Metal oxide N _u O _v Adding the solid powder into the solution of the inorganic oligomer lithium-containing material, rapidly stirring until the liquid is completely volatilized, and drying to obtain the inorganic oligomer lithium-containing material composite metal oxide material; the metal oxide N _u O _v The mass ratio of the inorganic oligomer to the inorganic oligomer lithium-containing material is 1: (0.01-0.5); the temperature of the stirring is 60-80 ℃.

2. The inorganic oligomer lithium-containing composite metal oxide material of claim 1, wherein the mass ratio of metal oxide to inorganic oligomer lithium-containing is 1: (0.01-0.1).

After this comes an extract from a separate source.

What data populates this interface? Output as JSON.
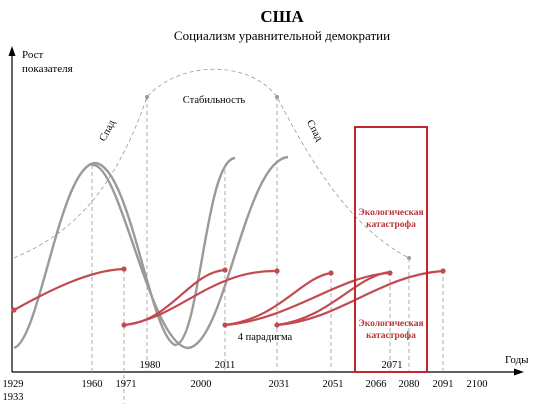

3. The inorganic oligomer lithium-containing composite metal oxide material of claim 1, wherein the inorganic oligomer lithium-containing material is lithium phosphate and the metal oxide is iron oxide.

4. The inorganic oligomer lithium-containing composite metal oxide material of claim 1, wherein the primary particle size is from 10nm to 500nm.

5. The inorganic oligomer lithium-containing composite metal oxide material according to claim 1, wherein the inorganic oligomer lithium-containing material is a lithium compound formed by repeating covalent bonding of monomers ⁺ And MO (metal oxide semiconductor) _y ^-z The number of monomers is less than or equal to 20.

6. The inorganic oligomer lithium-containing composite metal oxide material of claim 1, wherein the molar ratio of soluble lithium salt to triethylamine is 1: (8-100); the mole ratio of the soluble lithium salt to the soluble phosphate, boron, silicon and aluminate is (2-3): 1.

7. The inorganic oligomer lithium-containing composite metal oxide material of claim 1, wherein the soluble lithium salt is at least one of lithium chloride, lithium nitrate, lithium sulfate, lithium hydroxide; the soluble phosphorus, boron, silicon and aluminate is at least one of phosphoric acid, monoammonium phosphate, diammonium phosphate, silicic acid, boric acid, metaboric acid, aluminate and the like.